В декабре он, под впечатлением недавнего своего путешествия, переделает давнюю «Песню Яремы» из поэмы «Гайдамаки» Тараса Шевченко. В новой редакции эта большая вокальная, в сути своей — драматическая вещь будет называться «На Днепре». Ее он посвятит «Сергунку», только на титуле выведет солидно: «Сергею Павловичу Наумову».
За год было написано не так много: отрывки к обеим операм, несколько вокальных и фортепианных вещей. Переложил специально «для юбилея славного Войска Донского» и донскую песню шестнадцатого века — «Как на славных на степях было Саратовских». Но зрело в нем и что-то более важное и большое. Близился год 1880-й.
На дворе была петербургская зима. Подступало время, которое станет, в сущности, итогом его жизни и творчества. Кажется, он и сам что-то предчувствовал. Один почти случайный свидетель запечатлел Мусоргского накануне того момента, когда должны были для него исполниться «времена и сроки». Небольшой кружок, человек шесть или семь. Всего вероятнее — квартира Тертия Филиппова. Среди прочих — актер Горбунов и Дарья Леонова. В центре — один из самых непризнанных современниками композиторов.
«Еще не дожив до 40 лет, уже дряхлеющий, болезненный на вид, все чаще и чаще ищущий в алкоголе утешения, подъема сил, забытья и вдохновения, быстро идущий к своей погибели, — таков перед нами несчастный Мусоргский.

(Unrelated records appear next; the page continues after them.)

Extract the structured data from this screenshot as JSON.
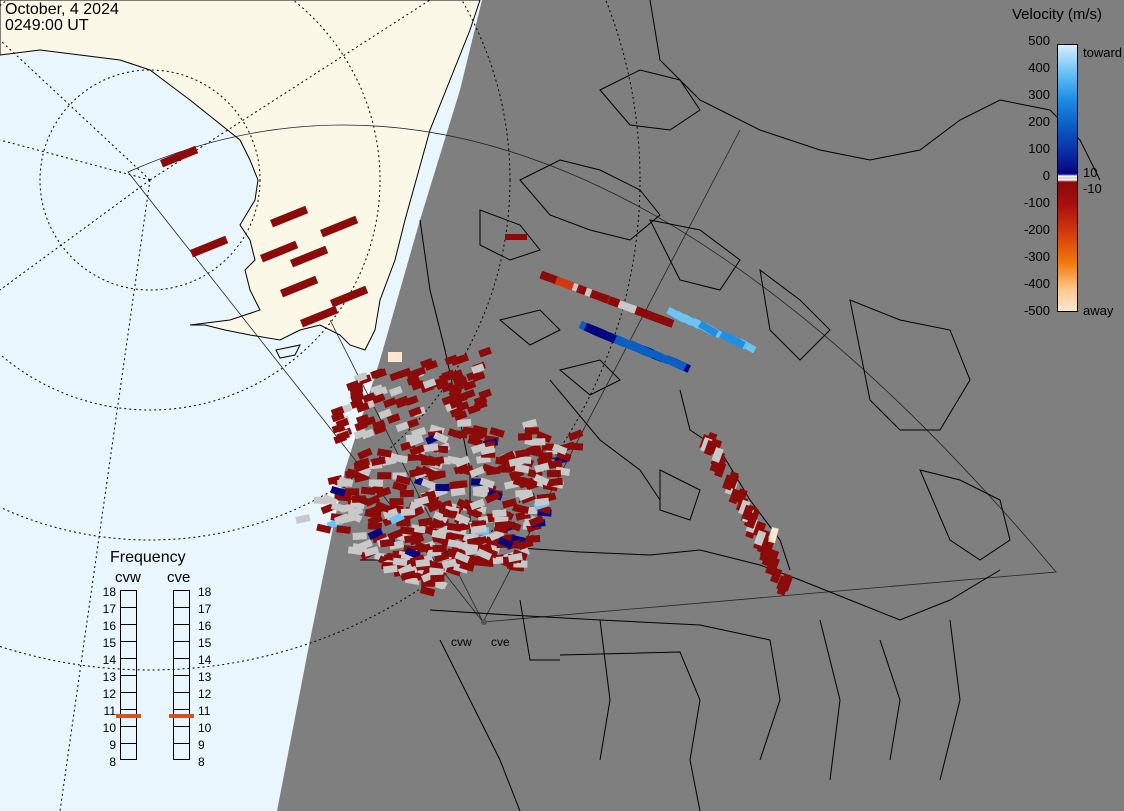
{
  "header": {
    "date": "October, 4 2024",
    "time": "0249:00 UT"
  },
  "colorbar": {
    "title": "Velocity (m/s)",
    "ticks": [
      "500",
      "400",
      "300",
      "200",
      "100",
      "0",
      "-100",
      "-200",
      "-300",
      "-400",
      "-500"
    ],
    "inner_pos": "10",
    "inner_neg": "-10",
    "toward_label": "toward",
    "away_label": "away",
    "colors": [
      "#d8eefc",
      "#6cc4f5",
      "#1f8fe6",
      "#0b5fc4",
      "#0a2fa6",
      "#06057e",
      "#c8c8c8",
      "#8b0a0a",
      "#d1380c",
      "#f07a0a",
      "#ffe6d0"
    ]
  },
  "frequency": {
    "title": "Frequency",
    "radars": [
      {
        "name": "cvw",
        "value_mhz": 11
      },
      {
        "name": "cve",
        "value_mhz": 11
      }
    ],
    "scale": [
      "18",
      "17",
      "16",
      "15",
      "14",
      "13",
      "12",
      "11",
      "10",
      "9",
      "8"
    ]
  },
  "radar_sites": [
    "cvw",
    "cve"
  ],
  "map_colors": {
    "ocean": "#eaf6fd",
    "land": "#fbf8e8",
    "night": "#7f7f7f",
    "outline": "#000000"
  }
}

Рояль открыт, на нем зажженные свечи. Внезапно обрывается смех, вызванный рассказом Горбунова: Мусоргский садится за рояль. Тихо прозвучали первые аккорды никогда еще не слышанной нами мелодии, и Леонова уже стоит вплотную около играющего. Раздается нежная, хватающая за душу песня»…
Так бывало и раньше. Но не так должно было завершиться сейчас. За песней — отрывки из «Хованщины». Леонова невольно замолкает: Мусоргский играет уже сочиняя новое. Музыка разрастается, охватывает и композитора, и слушателей. Звучат последние аккорды…
Память случайного — и потрясенного услышанным! — свидетеля запечатлевает: и Дарья Михайловна, что уходит в угол комнаты с тихим плачем, и потрясенный Горбунов, и сам хозяин, всего вероятнее — Тертий Иванович Филиппов, и композитор — в бессилии опустивший руки. «Нас всех пронизала сильная дрожь… Отчего? От напряжения? От страха? За кого? За Мусоргского? За Россию? За нас самих? Или потому, что мы увидели перед собой проявление божественной мощи в слабом и хилом человеке? Никто не решался прервать молчания».
— Модест Петрович, быть может, вы останетесь переночевать?.. — наконец, робко произносит хозяин.
В ответ — благодарный взмах руки, в самом жесте — отказ. Хозяин не решается настаивать… «И Мусоргский первый ушел с вечера. Даже и после его ухода никто не решался первый произнести слово…»
Мусоргский и Россия. Их соседство, их «рядоположность» через три десятилетия уже не удивят никого. Но, кажется, никому не известный Леонтьев, автор этих воспоминаний, первый почувствовал, как близко находятся эти два понятия, эти два образа, эти два слова.